1-1 correspondence between open subgroups of finite index and finite subgroups of $\text{Hom}(G,\mathbb Q/ \mathbb Z)$

Question

Let $G$ be an abelian topological group. Show that there is a 1-1 correspondence between open subgroups of $G$ finite index and finite subgroups of $\chi (G):=\text{Hom}_{\text{cont}}(G,\mathbb Q/ \mathbb Z)$, where the latter denotes the continuous homomorphisms from $G$ to $\mathbb Q/ \mathbb Z$, with $\mathbb Q/ \mathbb Z$ having the discrete topology. The correspondence maps are the following: if $H$ is an open subgroup of $G$ of finite index, then $\alpha(H):=\{\chi\in \chi (G)| \chi_{|H}=0, \text{i.e. $\chi$ vanishing on $H$}\}$; if $H_1$ is a finite subgroup of $\chi(G)$, then $\displaystyle \beta(H_1)=\bigcap_{\chi \in H_1}\ker \chi$.

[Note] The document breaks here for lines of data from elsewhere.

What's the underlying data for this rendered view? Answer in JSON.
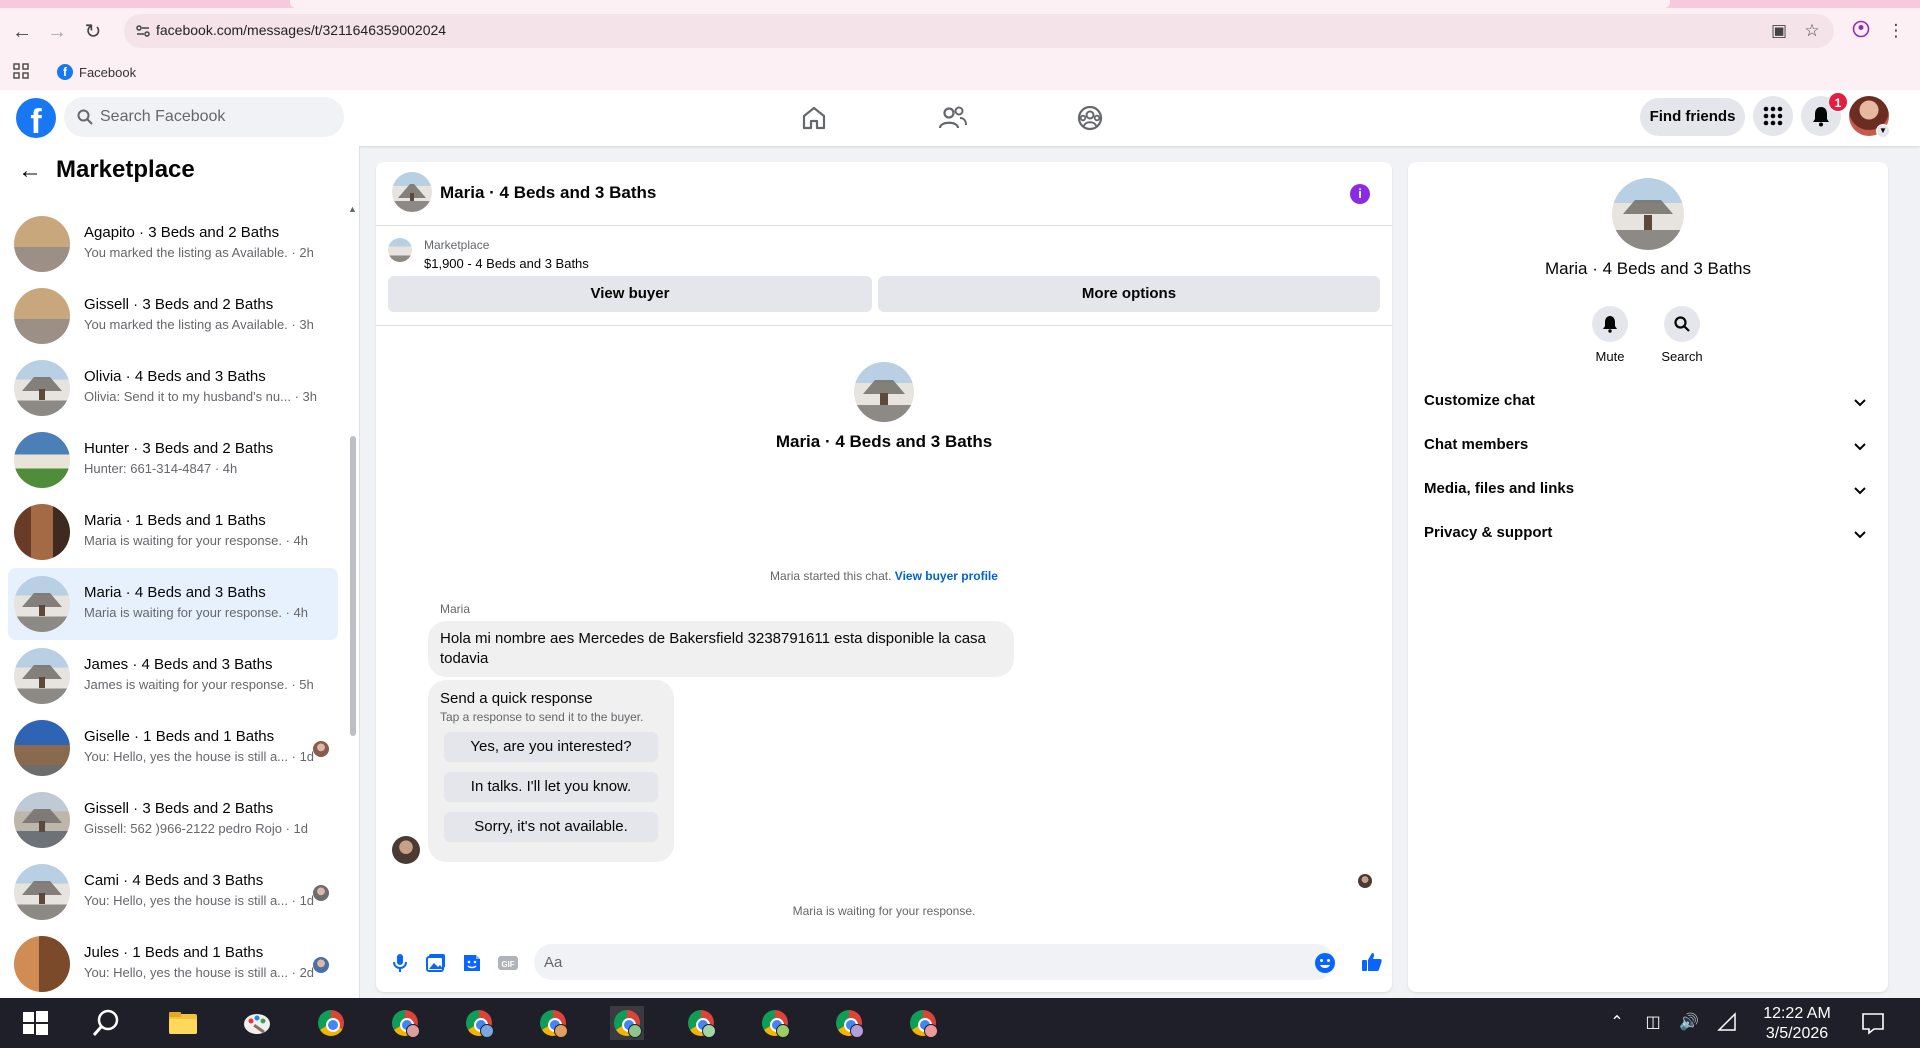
{
  "browser": {
    "url": "facebook.com/messages/t/3211646359002024",
    "bookmark_label": "Facebook"
  },
  "header": {
    "logo_letter": "f",
    "search_placeholder": "Search Facebook",
    "find_friends_label": "Find friends",
    "notification_count": "1"
  },
  "sidebar": {
    "title": "Marketplace",
    "conversations": [
      {
        "title": "Agapito · 3 Beds and 2 Baths",
        "subtitle": "You marked the listing as Available. · 2h",
        "thumb": "beige",
        "mini": false
      },
      {
        "title": "Gissell · 3 Beds and 2 Baths",
        "subtitle": "You marked the listing as Available. · 3h",
        "thumb": "beige",
        "mini": false
      },
      {
        "title": "Olivia · 4 Beds and 3 Baths",
        "subtitle": "Olivia: Send it to my husband's nu... · 3h",
        "thumb": "white",
        "mini": false
      },
      {
        "title": "Hunter · 3 Beds and 2 Baths",
        "subtitle": "Hunter: 661-314-4847 · 4h",
        "thumb": "green",
        "mini": false
      },
      {
        "title": "Maria · 1 Beds and 1 Baths",
        "subtitle": "Maria is waiting for your response. · 4h",
        "thumb": "brown",
        "mini": false
      },
      {
        "title": "Maria · 4 Beds and 3 Baths",
        "subtitle": "Maria is waiting for your response. · 4h",
        "thumb": "white",
        "mini": false,
        "selected": true
      },
      {
        "title": "James · 4 Beds and 3 Baths",
        "subtitle": "James is waiting for your response. · 5h",
        "thumb": "white",
        "mini": false
      },
      {
        "title": "Giselle · 1 Beds and 1 Baths",
        "subtitle": "You: Hello, yes the house is still a... · 1d",
        "thumb": "blue",
        "mini": true
      },
      {
        "title": "Gissell · 3 Beds and 2 Baths",
        "subtitle": "Gissell: 562 )966-2122 pedro Rojo · 1d",
        "thumb": "gray",
        "mini": false
      },
      {
        "title": "Cami · 4 Beds and 3 Baths",
        "subtitle": "You: Hello, yes the house is still a... · 1d",
        "thumb": "white",
        "mini": true
      },
      {
        "title": "Jules · 1 Beds and 1 Baths",
        "subtitle": "You: Hello, yes the house is still a... · 2d",
        "thumb": "wood",
        "mini": true
      }
    ]
  },
  "chat": {
    "title": "Maria · 4 Beds and 3 Baths",
    "listing_label": "Marketplace",
    "listing_price": "$1,900 - 4 Beds and 3 Baths",
    "view_buyer_label": "View buyer",
    "more_options_label": "More options",
    "intro_title": "Maria · 4 Beds and 3 Baths",
    "started_text": "Maria started this chat.",
    "view_buyer_profile_label": "View buyer profile",
    "sender_name": "Maria",
    "message_text": "Hola mi nombre aes Mercedes de Bakersfield 3238791611 esta disponible la casa todavia",
    "quick_title": "Send a quick response",
    "quick_subtitle": "Tap a response to send it to the buyer.",
    "quick_options": [
      "Yes, are you interested?",
      "In talks. I'll let you know.",
      "Sorry, it's not available."
    ],
    "waiting_text": "Maria is waiting for your response.",
    "composer_placeholder": "Aa"
  },
  "rpanel": {
    "title": "Maria · 4 Beds and 3 Baths",
    "mute_label": "Mute",
    "search_label": "Search",
    "sections": [
      "Customize chat",
      "Chat members",
      "Media, files and links",
      "Privacy & support"
    ]
  },
  "taskbar": {
    "time": "12:22 AM",
    "date": "3/5/2026"
  },
  "colors": {
    "brand": "#1877f2",
    "selected_row": "#e7f1fd",
    "info_icon": "#8a2be2",
    "badge": "#e41e3f"
  }
}
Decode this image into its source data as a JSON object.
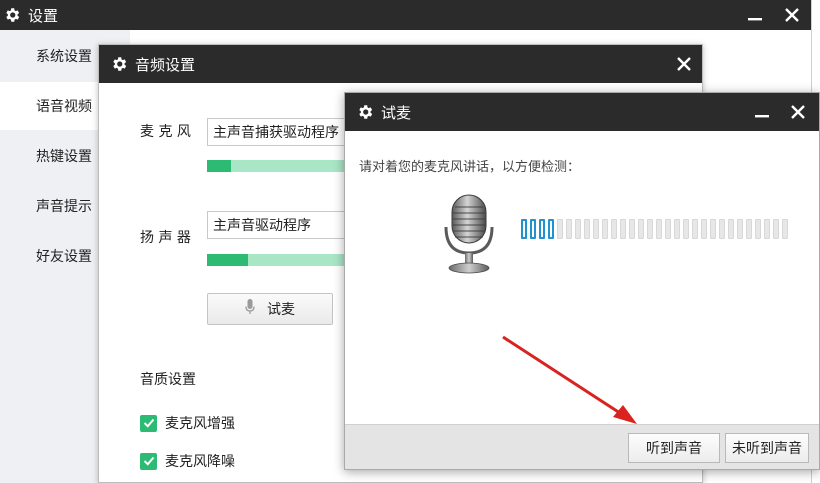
{
  "main_window": {
    "title": "设置",
    "sidebar": {
      "items": [
        {
          "label": "系统设置",
          "active": false
        },
        {
          "label": "语音视频",
          "active": true
        },
        {
          "label": "热键设置",
          "active": false
        },
        {
          "label": "声音提示",
          "active": false
        },
        {
          "label": "好友设置",
          "active": false
        }
      ]
    }
  },
  "audio_window": {
    "title": "音频设置",
    "microphone": {
      "label": "麦 克 风",
      "device": "主声音捕获驱动程序",
      "level_fraction": 0.16
    },
    "speaker": {
      "label": "扬 声 器",
      "device": "主声音驱动程序",
      "level_fraction": 0.27
    },
    "test_button_label": "试麦",
    "quality": {
      "heading": "音质设置",
      "options": [
        {
          "label": "麦克风增强",
          "checked": true
        },
        {
          "label": "麦克风降噪",
          "checked": true
        }
      ]
    }
  },
  "test_dialog": {
    "title": "试麦",
    "prompt": "请对着您的麦克风讲话，以方便检测：",
    "meter": {
      "active_segments": 4,
      "total_segments": 30
    },
    "buttons": {
      "heard": "听到声音",
      "not_heard": "未听到声音"
    }
  },
  "icons": {
    "settings": "gear-icon",
    "minimize": "minimize-icon",
    "close": "close-icon",
    "microphone": "microphone-icon",
    "checkbox": "checkmark-icon"
  },
  "colors": {
    "titlebar": "#2b2b2b",
    "sidebar_bg": "#eef0f3",
    "accent_green": "#2dbb74",
    "level_track": "#a8e6c6",
    "meter_active": "#1f92cf"
  }
}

I saw this statement in the class field theory book of Kato, but there is no proof provided there. Now I am able to prove everything myself besides the fact that $\alpha(\beta(H_1))=H_1$.

Answer 1

The bijection is between the open subgroups of finite index in $G$ and the finite subgroups of $\operatorname{Hom}_{\mathrm{cont}}(G,\mathbb{Q}/\mathbb{Z})$.

The key fact is that, for every $n>0$, $$ \mathbb{Q}/\mathbb{Z}[n]=\{t\in\mathbb{Q}/\mathbb{Z}:nt=0\} $$ is finite.

Suppose $H$ is an open subgroup of finite index $n$ in $G$. Then $\alpha(H)$ can be identified with $\operatorname{Hom}(G/H,\mathbb{Q}/\mathbb{Z}[n])$ (add the details).

Suppose $K$ is a finite subgroup of $\operatorname{Hom}_{\mathrm{cont}}(G,\mathbb{Q}/\mathbb{Z})$. Then $H=\bigcap_{\chi\in K}\ker\chi$ is open (as a finite intersection of open subgroups). Let $n>0$ such that $nK=0$. Then the image of $\chi$ is contained in $\mathbb{Q}/\mathbb{Z}[n]$, which is finite. Therefore $G/\ker\chi$ is finite. Since $$ G/H\hookrightarrow\bigoplus_{\chi\in K}G/\ker\chi $$ we conclude that $H$ has finite index.

Now we can prove that $\beta(\alpha(H))=H$ and $\alpha(\beta(K))$, for every open subgroup $H$ of $G$ with finite index and every finite subgroup $K$ of $\operatorname{Hom}_{\mathrm{cont}}(G,\mathbb{Q}/\mathbb{Z})$

Let $H$ be a subgroup of finite index; consider $K=\alpha(H)$. If $\chi\in K$, then $H\subseteq\ker\chi$ and therefore $H\subseteq \beta(K)$. If $H\subsetneq\beta(K)$, the group $\beta(K)/H$ is nonzero, so there exists a nonzero group homomorphism $\gamma\colon\beta(K)/H\to\mathbb{Q}/\mathbb{Z}$. Since $\mathbb{Q}/\mathbb{Z}$ is divisible (that is, injective), this homomorphism extends to $\bar\gamma\colon G/H\to\mathbb{Q}/\mathbb{Z}$. By definition, $\chi=\bar\gamma\circ\pi\in K=\alpha(H)$ (where $\pi\colon G\to G/H$ is the canonical projection), which is a contradiction, because $\chi$ is nonzero on $\beta(K)$.

Let $K$ be a finite subgroup of $\operatorname{Hom}_{\mathrm{cont}}(G,\mathbb{Q}/\mathbb{Z})$. Set $H=\beta(K)$. By definition, we have $K\subseteq\alpha(H)$. Note that $\beta(\alpha(H))=H$. Thus $\alpha(H)$ can be identified with $\operatorname{Hom}(G/H,\mathbb{Q}/\mathbb{Z})$ and $K$ with a subgroup thereof. Since $\operatorname{Hom}(G/H,\mathbb{Q}/\mathbb{Z})$ is the character group of $G/H$, no proper subgroup of it separates the points of $G/H$.